Corigliano-Rossano, rubinetti a secco e rabbia tra i cittadini: è di nuovo emergenza idrica

CORIGLIANO-ROSSANO – Non c’è pace per il sistema idrico di Corigliano-Rossano. In quella che sembra un’anteprima di un’estate difficile, migliaia di residenti si ritrovano a fare i conti con l’ennesima interruzione del servizio. Da diversi giorni l’erogazione avviene a singhiozzo in numerosi quartieri, lasciando intere aree della città completamente senz’acqua per ore e gettando nel caos famiglie, attività commerciali e operatori turistici.

Social in rivolta: «Situazione insostenibile»

Le segnalazioni corrono veloci sul web. Gruppi social e chat cittadine sono inondati di denunce da parte di residenti esasperati. Oltre al disagio materiale, i cittadini lamentano danni agli elettrodomestici causati dagli sbalzi di pressione e, soprattutto, una comunicazione istituzionale ritenuta tardiva e poco chiara sui tempi di effettivo ripristino.

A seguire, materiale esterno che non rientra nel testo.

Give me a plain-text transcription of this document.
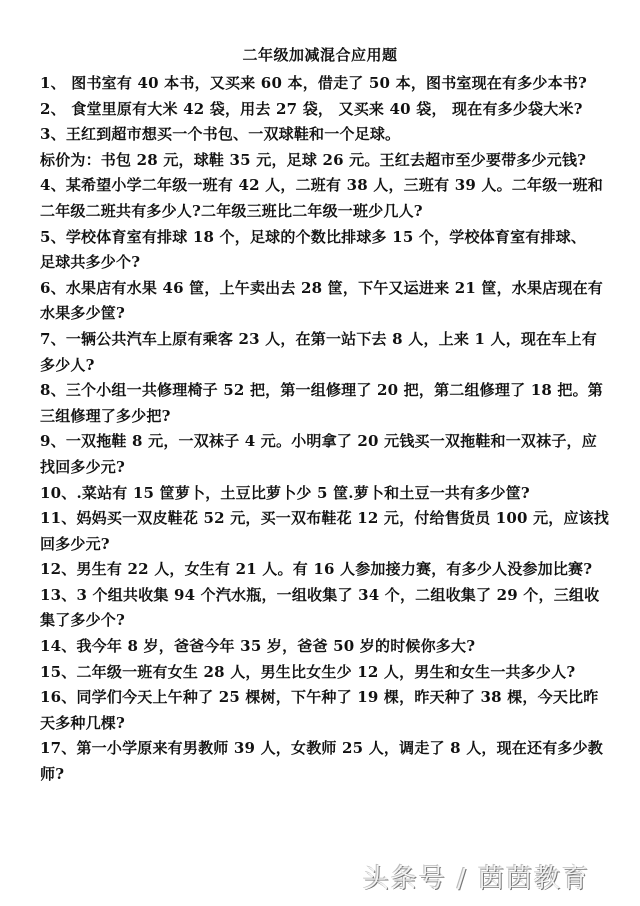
二年级加减混合应用题
1、 图书室有 40 本书，又买来 60 本，借走了 50 本，图书室现在有多少本书?
2、 食堂里原有大米 42 袋，用去 27 袋， 又买来 40 袋， 现在有多少袋大米?
3、王红到超市想买一个书包、一双球鞋和一个足球。
标价为：书包 28 元，球鞋 35 元，足球 26 元。王红去超市至少要带多少元钱?
4、某希望小学二年级一班有 42 人，二班有 38 人，三班有 39 人。二年级一班和
二年级二班共有多少人?二年级三班比二年级一班少几人?
5、学校体育室有排球 18 个，足球的个数比排球多 15 个，学校体育室有排球、
足球共多少个?
6、水果店有水果 46 筐，上午卖出去 28 筐，下午又运进来 21 筐，水果店现在有
水果多少筐?
7、一辆公共汽车上原有乘客 23 人，在第一站下去 8 人，上来 1 人，现在车上有
多少人?
8、三个小组一共修理椅子 52 把，第一组修理了 20 把，第二组修理了 18 把。第
三组修理了多少把?
9、一双拖鞋 8 元，一双袜子 4 元。小明拿了 20 元钱买一双拖鞋和一双袜子，应
找回多少元?
10、.菜站有 15 筐萝卜，土豆比萝卜少 5 筐.萝卜和土豆一共有多少筐?
11、妈妈买一双皮鞋花 52 元，买一双布鞋花 12 元，付给售货员 100 元，应该找
回多少元?
12、男生有 22 人，女生有 21 人。有 16 人参加接力赛，有多少人没参加比赛?
13、3 个组共收集 94 个汽水瓶，一组收集了 34 个，二组收集了 29 个，三组收
集了多少个?
14、我今年 8 岁，爸爸今年 35 岁，爸爸 50 岁的时候你多大?
15、二年级一班有女生 28 人，男生比女生少 12 人，男生和女生一共多少人?
16、同学们今天上午种了 25 棵树，下午种了 19 棵，昨天种了 38 棵，今天比昨
天多种几棵?
17、第一小学原来有男教师 39 人，女教师 25 人，调走了 8 人，现在还有多少教
师?
头条号 / 茵茵教育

Per molti, la preoccupazione principale riguarda l’imminente stagione estiva: se l’emergenza si presenta già a maggio, cosa accadrà con l’aumento delle temperature e l’arrivo dei turisti?

Il nodo della rete obsoleta

Il problema di fondo resta la fragilità di un’infrastruttura idrica che fatica a reggere il peso di un territorio vasto che supera gli 80 mila abitanti. Una rete giudicata vecchia e soggetta a continue rotture, che richiedono manutenzioni costanti ma spesso risolutive solo nel breve periodo.

L’attacco di Ernesto Pugliese: «Basta interventi tampone»

Sulla vicenda è intervenuto con fermezza il consigliere comunale Ernesto Pugliese, esponente del gruppo “Co-Ro pulita”. Pugliese critica aspramente l’approccio dell’Amministrazione, definendo le attuali riparazioni come semplici palliativi.

«Non si può continuare a spendere soldi pubblici per riparazioni provvisorie senza risolvere il problema alla radice – ha dichiarato il consigliere –. Chiediamo interventi strutturali immediati e un confronto urgente con Regione e Sorical. La città non può restare ostaggio di una gestione insufficiente».

Preoccupazione per il turismo

Con il settore turistico pronto ai blocchi di partenza, l’emergenza idrica rappresenta un pericoloso biglietto da visita per la città. Gli operatori del comparto temono che i continui disservizi possano danneggiare l’immagine del territorio proprio nel momento cruciale delle prenotazioni estive, sollecitando un piano straordinario che garantisca l’afflusso regolare dell’acqua nei mesi di luglio e agosto.